Research costs resources, and resources are always scarce things in organizations. So allocating resources to research of any sort requires deciding that its results are potentially more valuable than the results that might be obtained by spending the resources on something else (such as advertising, or executive bonuses, etc.) Such decisions are problematical enough when the research is technical and the results potentially translatable into bottom-line dollars. But when we're talking about behavioral science research, tracing and quantifying possible results and relating them to organizational goals and priorities may be almost impossible.
1. What sort of justification can you offer as to why an organization -- any organization -- should expend resources on the kind of social/behavioral science research that you're learning about here?
2. A distinction is made between the general "research questions" that shape a study and the specific hypotheses it purports to test. Are there meaningful research questions (emphasis on "meaningful") that cannot be assessed through the process of operationalizing and testing hypotheses? If you believe that there are such questions, what might be an example of one (or more)? If you believe that there aren't, why not?
3. One of the so-called paradoxes of the science of the very small called quantum mechanics is the idea that it is the act of measurement itself that defines a phenomenon -- for example, an electron does not really exist until we undertake to measure either its position or speed (but not both). Let me pose the possibility that this really applies to behavioral science phenomena as well -- that is, the phenomena we purport to study are only defined in any meaningful terms by the measurements we apply to them. "Intelligence" is only what is measured by intelligence tests. A term such as "organizational commitment" has meaning only if you know what questions were asked of respondents to derive such a measure -- and has little if any meaning outside the context of those respondents.
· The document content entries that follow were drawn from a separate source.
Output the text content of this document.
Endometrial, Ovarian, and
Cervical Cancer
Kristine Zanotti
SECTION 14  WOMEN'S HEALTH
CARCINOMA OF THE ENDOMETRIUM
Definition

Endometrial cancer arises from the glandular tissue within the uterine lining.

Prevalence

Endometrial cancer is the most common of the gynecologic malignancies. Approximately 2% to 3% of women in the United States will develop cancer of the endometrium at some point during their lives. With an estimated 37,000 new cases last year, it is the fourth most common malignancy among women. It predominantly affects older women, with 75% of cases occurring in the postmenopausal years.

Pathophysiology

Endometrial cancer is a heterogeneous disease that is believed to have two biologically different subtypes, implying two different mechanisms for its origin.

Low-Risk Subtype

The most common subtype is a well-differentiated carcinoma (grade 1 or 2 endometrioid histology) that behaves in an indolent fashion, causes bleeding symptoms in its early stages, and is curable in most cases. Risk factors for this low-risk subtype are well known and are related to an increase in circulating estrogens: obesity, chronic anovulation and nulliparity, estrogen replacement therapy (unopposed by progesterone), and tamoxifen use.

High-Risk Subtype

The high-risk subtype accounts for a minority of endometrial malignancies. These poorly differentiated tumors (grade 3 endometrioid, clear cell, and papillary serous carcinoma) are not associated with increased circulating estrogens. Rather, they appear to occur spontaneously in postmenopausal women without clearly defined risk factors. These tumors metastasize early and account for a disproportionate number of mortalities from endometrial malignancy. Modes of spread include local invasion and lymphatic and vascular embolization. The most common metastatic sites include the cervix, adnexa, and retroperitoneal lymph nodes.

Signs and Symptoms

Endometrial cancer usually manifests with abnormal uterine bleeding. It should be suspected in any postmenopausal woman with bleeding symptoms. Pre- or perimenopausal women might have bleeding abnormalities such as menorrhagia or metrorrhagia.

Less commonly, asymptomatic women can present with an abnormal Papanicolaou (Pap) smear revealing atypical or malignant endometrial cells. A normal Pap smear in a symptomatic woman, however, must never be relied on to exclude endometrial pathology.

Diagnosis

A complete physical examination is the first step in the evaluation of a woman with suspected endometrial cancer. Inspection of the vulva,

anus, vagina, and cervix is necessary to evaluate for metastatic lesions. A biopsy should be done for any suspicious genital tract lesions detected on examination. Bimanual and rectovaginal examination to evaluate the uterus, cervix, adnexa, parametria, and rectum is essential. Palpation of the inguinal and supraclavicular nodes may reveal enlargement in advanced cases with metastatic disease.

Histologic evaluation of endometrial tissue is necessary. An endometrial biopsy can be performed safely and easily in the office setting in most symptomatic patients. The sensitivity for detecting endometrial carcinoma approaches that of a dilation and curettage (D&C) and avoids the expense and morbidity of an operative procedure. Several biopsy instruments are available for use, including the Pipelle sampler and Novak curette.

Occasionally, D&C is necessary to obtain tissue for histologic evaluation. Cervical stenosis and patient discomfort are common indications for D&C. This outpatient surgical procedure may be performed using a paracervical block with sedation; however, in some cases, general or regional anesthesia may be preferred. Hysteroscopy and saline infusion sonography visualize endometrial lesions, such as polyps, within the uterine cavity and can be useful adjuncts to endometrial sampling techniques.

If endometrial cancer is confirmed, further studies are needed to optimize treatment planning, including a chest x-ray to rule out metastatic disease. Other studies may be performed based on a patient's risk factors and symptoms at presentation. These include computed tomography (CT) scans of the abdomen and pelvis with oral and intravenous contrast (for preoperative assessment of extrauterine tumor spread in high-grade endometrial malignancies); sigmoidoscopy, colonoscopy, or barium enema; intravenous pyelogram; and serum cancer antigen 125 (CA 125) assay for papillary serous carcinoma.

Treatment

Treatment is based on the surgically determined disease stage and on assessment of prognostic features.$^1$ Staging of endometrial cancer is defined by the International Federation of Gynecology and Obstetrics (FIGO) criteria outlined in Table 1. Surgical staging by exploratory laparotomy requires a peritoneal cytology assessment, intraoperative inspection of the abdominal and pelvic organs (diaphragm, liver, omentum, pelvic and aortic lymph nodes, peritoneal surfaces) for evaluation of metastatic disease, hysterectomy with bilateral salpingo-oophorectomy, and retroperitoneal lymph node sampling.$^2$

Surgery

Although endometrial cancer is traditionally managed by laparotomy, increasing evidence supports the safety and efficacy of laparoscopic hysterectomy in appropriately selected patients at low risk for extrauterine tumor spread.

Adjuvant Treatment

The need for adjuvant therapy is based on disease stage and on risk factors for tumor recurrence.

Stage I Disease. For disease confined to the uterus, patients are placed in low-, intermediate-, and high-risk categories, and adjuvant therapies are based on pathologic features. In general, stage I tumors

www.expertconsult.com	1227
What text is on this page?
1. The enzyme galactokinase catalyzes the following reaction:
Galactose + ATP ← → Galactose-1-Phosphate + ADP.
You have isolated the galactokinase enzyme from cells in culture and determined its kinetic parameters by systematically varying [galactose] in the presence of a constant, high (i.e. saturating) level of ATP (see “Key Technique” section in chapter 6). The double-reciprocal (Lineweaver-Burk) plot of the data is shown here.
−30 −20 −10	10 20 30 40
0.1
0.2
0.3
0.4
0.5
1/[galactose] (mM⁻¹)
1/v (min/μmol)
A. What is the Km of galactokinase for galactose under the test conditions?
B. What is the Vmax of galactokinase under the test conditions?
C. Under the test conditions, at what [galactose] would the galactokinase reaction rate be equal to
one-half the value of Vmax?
Admittedly this is an extreme position - and I'm not posing it because I necessarily believe it in its full rigor - but it cannot be dismissed out of hand. To what degree do you support or oppose this idea? And if you think it's wrong, why? What alternative proposition(s) would you propose?
4. You're asked to choose one of two diverging paths to truth -- quantitative or qualitative. Which did you choose -- and why? What might you be giving up by not choosing the other path, if anything? Did your decision reflect a commitment one way or another, or simply a practical and/or situational determination about right now?
5. Research isn't much use if no one believes that you've found what you claim to have found. Why should people believe you? What arguments can you advance that your findings have credibility and/or value? What arguments could be advanced against your claims? How would you refute them?